Maman, arrête de taquiner Papa chaque soir ! Maman, il faut que je te parle, de femme à femme. La petite fille de six ans fixa sa mère d’un regard sérieux. Celle-ci dut alors simplement acquiescer et demander : « D’accord, de quoi veux-tu parler ? » « De quoi donc ? » s’étonna la fillette. « Des hommes. » « Alors parlons-en. Les hommes sont des êtres animés », corrigea la mère. « Pourquoi c’est comme ça ? » s’interrogea-t-elle. « Si tu parles des gens, alors parles-en au masculin. » « Brrr… » grogna la fillette d’un ton mécontent. « Je n’ai encore rien dit, tu me brouilles déjà… » « Excuse-moi. Dis-moi ce qui ne va pas. » « Je m’inquiète pour Papa. » « Il lui est arrivé quelque chose ? » « Je crois que tu le grondes un peu trop le soir. » La mère fut prise d’un frisson. « Chérie, tu ne dors pas la nuit ? » « Bien sûr que si. » Le visage de la fillette était sincère. « Mais j’entends toujours quand tu embêtes Papa : “Ça suffit, il se fait tard, il faut dormir, éteins l’ordinateur !” Maman, il travaille sur son ordinateur. Et il gagne de l’argent pour toi et pour moi. Pour moi, pour acheter des jouets, pour toi, pour t’acheter d’autres choses. Pourquoi tu le déranges ? » « Tu as raison, dans ce cas-là. Je te promets que je vais changer. Est-ce que tu as encore d’autres questions ? Est-ce que cette conversation est terminée ? » « Bien sûr », approuva la fille. « Je vais réchauffer le dîner. Papa ne va pas tarder à rentrer du travail. » La petite courut à la fenêtre, scrutant l’arrivée de son père. Il lui faisait toujours signe en arrivant.

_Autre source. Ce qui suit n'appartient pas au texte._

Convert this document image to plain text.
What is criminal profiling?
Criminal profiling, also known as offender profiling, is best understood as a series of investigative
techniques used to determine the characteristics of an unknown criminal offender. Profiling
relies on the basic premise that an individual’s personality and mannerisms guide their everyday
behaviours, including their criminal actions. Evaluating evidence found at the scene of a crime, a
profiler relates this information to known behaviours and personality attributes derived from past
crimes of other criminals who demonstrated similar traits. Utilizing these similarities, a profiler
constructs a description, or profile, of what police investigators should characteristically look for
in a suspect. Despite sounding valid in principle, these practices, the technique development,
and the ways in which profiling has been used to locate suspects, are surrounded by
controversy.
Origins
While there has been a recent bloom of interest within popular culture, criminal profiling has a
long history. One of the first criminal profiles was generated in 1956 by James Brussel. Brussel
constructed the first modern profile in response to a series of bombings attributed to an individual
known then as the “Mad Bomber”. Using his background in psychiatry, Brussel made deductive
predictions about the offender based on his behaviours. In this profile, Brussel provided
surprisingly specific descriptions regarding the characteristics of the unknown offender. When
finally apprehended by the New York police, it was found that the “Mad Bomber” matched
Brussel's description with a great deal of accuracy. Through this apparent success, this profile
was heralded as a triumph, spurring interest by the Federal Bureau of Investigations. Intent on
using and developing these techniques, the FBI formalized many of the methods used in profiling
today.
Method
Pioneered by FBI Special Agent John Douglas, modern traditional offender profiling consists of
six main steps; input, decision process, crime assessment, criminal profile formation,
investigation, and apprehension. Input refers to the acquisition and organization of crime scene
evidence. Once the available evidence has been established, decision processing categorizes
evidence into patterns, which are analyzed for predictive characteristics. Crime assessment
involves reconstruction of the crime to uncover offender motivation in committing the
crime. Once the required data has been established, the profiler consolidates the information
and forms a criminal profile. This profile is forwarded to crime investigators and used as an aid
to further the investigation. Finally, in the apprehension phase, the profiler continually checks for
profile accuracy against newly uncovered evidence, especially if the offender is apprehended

Maman, arrête de tourmenter papa chaque soir !

Maman, il faut quon ait une vraie discussion, de femme à femme. La petite fille de six ans fixa sa mère dun regard profond et solennel. Alors la mère acquiesça, un peu intriguée : « Daccord, de quoi veux-tu me parler ? »

Elle plissa le front, surprise : « Ben, des hommes »

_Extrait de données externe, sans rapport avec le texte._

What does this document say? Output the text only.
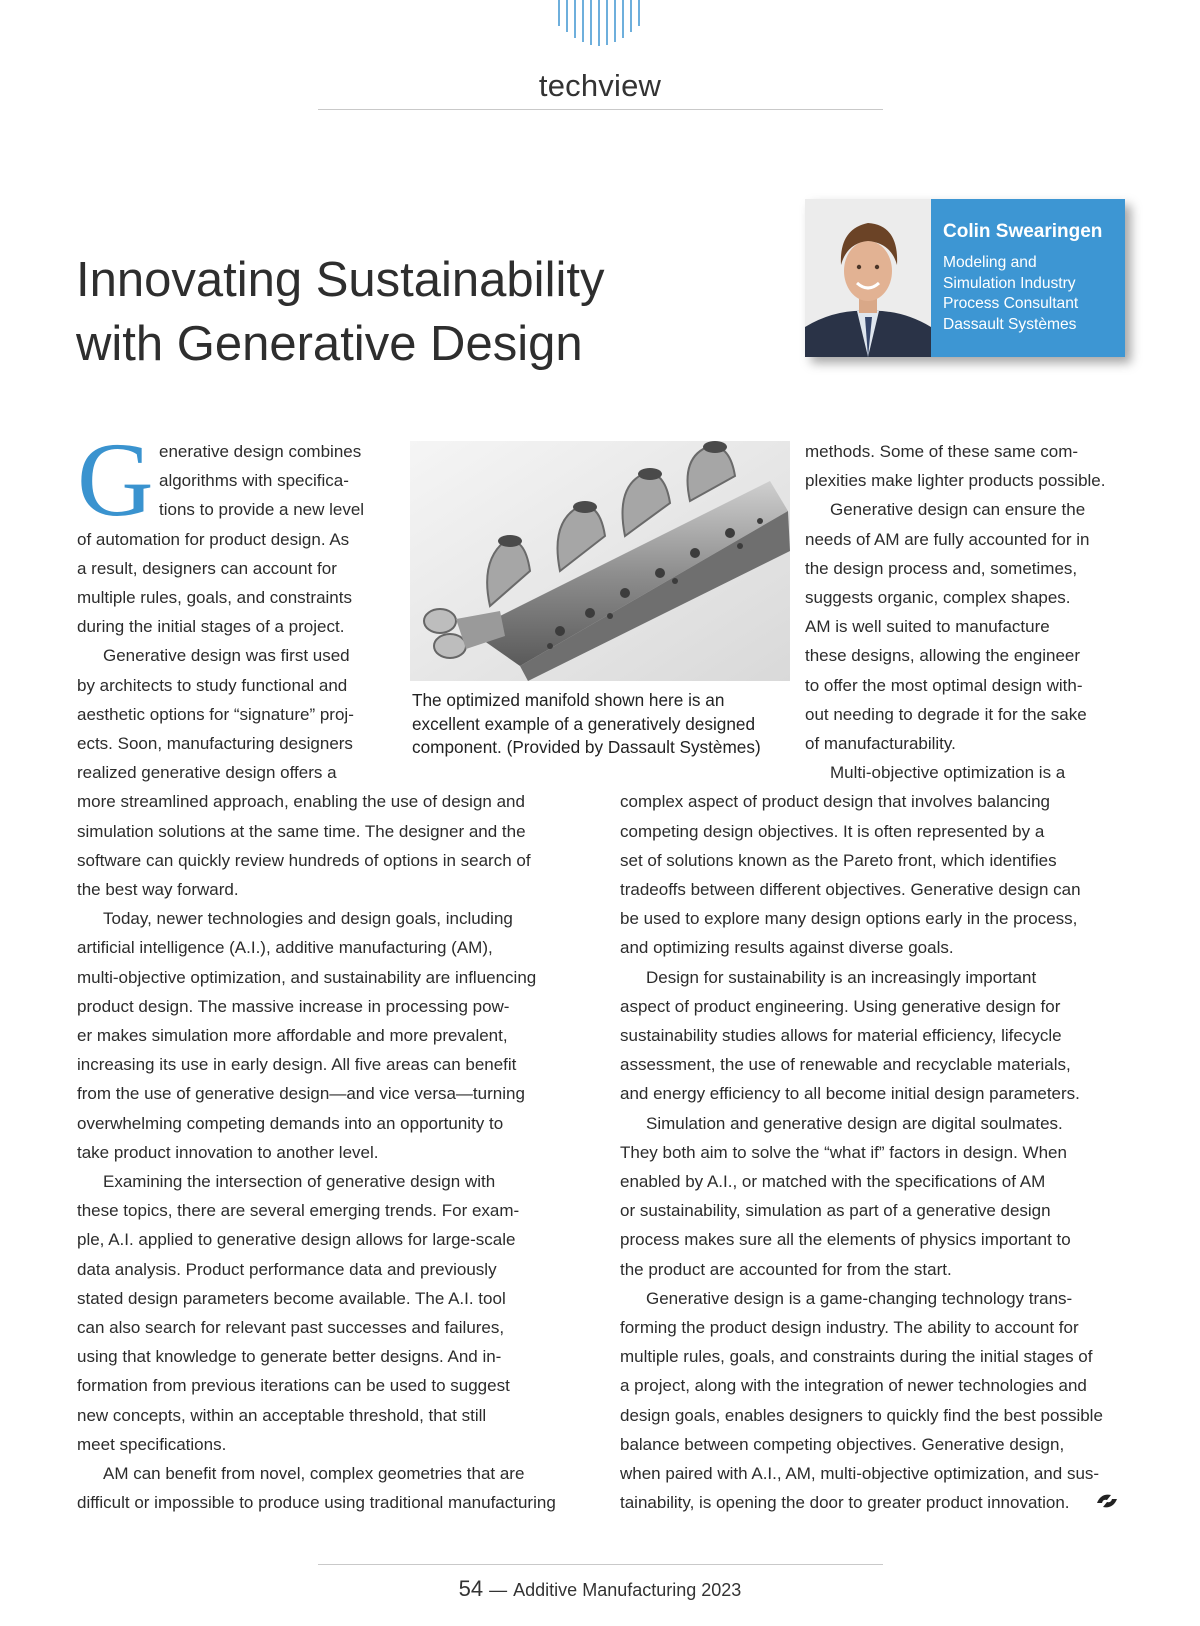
techview
Innovating Sustainability
with Generative Design
Colin Swearingen
Modeling and
Simulation Industry
Process Consultant
Dassault Systèmes
G enerative design combines
algorithms with specifica-
tions to provide a new level
of automation for product design. As
a result, designers can account for
multiple rules, goals, and constraints
during the initial stages of a project.
Generative design was first used
by architects to study functional and
aesthetic options for “signature” proj-
ects. Soon, manufacturing designers
realized generative design offers a
more streamlined approach, enabling the use of design and
simulation solutions at the same time. The designer and the
software can quickly review hundreds of options in search of
the best way forward.
Today, newer technologies and design goals, including
artificial intelligence (A.I.), additive manufacturing (AM),
multi-objective optimization, and sustainability are influencing
product design. The massive increase in processing pow-
er makes simulation more affordable and more prevalent,
increasing its use in early design. All five areas can benefit
from the use of generative design—and vice versa—turning
overwhelming competing demands into an opportunity to
take product innovation to another level.
Examining the intersection of generative design with
these topics, there are several emerging trends. For exam-
ple, A.I. applied to generative design allows for large-scale
data analysis. Product performance data and previously
stated design parameters become available. The A.I. tool
can also search for relevant past successes and failures,
using that knowledge to generate better designs. And in-
formation from previous iterations can be used to suggest
new concepts, within an acceptable threshold, that still
meet specifications.
AM can benefit from novel, complex geometries that are
difficult or impossible to produce using traditional manufacturing
methods. Some of these same com-
plexities make lighter products possible.
Generative design can ensure the
needs of AM are fully accounted for in
the design process and, sometimes,
suggests organic, complex shapes.
AM is well suited to manufacture
these designs, allowing the engineer
to offer the most optimal design with-
out needing to degrade it for the sake
of manufacturability.
Multi-objective optimization is a
complex aspect of product design that involves balancing
competing design objectives. It is often represented by a
set of solutions known as the Pareto front, which identifies
tradeoffs between different objectives. Generative design can
be used to explore many design options early in the process,
and optimizing results against diverse goals.
Design for sustainability is an increasingly important
aspect of product engineering. Using generative design for
sustainability studies allows for material efficiency, lifecycle
assessment, the use of renewable and recyclable materials,
and energy efficiency to all become initial design parameters.
Simulation and generative design are digital soulmates.
They both aim to solve the “what if” factors in design. When
enabled by A.I., or matched with the specifications of AM
or sustainability, simulation as part of a generative design
process makes sure all the elements of physics important to
the product are accounted for from the start.
Generative design is a game-changing technology trans-
forming the product design industry. The ability to account for
multiple rules, goals, and constraints during the initial stages of
a project, along with the integration of newer technologies and
design goals, enables designers to quickly find the best possible
balance between competing objectives. Generative design,
when paired with A.I., AM, multi-objective optimization, and sus-
tainability, is opening the door to greater product innovation.
The optimized manifold shown here is an
excellent example of a generatively designed
component. (Provided by Dassault Systèmes)
54 — Additive Manufacturing 2023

Alors, de qui exactement ? Les hommes sont des êtres animés, tu sais. La mère corrigea sa fille en souriant doucement.

Mais pourquoi cest comme ça ? Jarrive pas à comprendre Si on parle de gens, il faut dire de qui, pas de quoi !

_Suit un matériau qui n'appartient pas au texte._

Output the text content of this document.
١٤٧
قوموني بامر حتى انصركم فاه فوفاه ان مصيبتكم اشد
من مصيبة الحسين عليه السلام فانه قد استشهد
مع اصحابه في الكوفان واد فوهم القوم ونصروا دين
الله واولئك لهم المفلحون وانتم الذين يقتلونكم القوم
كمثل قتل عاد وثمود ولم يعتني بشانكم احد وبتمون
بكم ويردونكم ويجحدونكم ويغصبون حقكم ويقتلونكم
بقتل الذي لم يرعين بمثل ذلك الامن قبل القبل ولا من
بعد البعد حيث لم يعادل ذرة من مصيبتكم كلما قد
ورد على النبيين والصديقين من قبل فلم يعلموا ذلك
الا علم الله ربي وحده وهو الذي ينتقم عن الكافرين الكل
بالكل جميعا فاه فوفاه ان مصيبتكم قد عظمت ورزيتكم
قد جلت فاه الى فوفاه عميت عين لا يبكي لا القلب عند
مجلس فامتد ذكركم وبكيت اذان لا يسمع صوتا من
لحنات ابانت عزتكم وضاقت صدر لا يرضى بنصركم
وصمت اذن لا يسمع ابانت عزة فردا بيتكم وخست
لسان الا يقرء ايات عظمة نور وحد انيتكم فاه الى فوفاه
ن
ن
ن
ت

Ohlala grogna la petite, ennuyée.

Jai même pas commencé, tu me perds déjà !
Excuse-moi, chérie. Dis-moi, quest-ce qui ne va pas ?
Je minquiète pour papa.

Que lui arrive-t-il ?

Je crois que tu lembêtes un peu trop la nuit

Un frisson glacial traversa la mère.

Ma puce, tu ne dors pas pendant la nuit ?
Bien sûr que si ! affirma la petite, tout à fait sincère.

Mais jentends toujours quand tu le grondes : « Ça suffit maintenant, il est tard, viens te coucher, éteins cet ordinateur ! »
Maman, il travaille sur son ordinateur portable. Il gagne des euros, pour toi et pour moi. Pour moi, pour que tu machètes des jouets, pour toi, pour que tu tachètes dautres trucs Pourquoi tu veux larrêter ?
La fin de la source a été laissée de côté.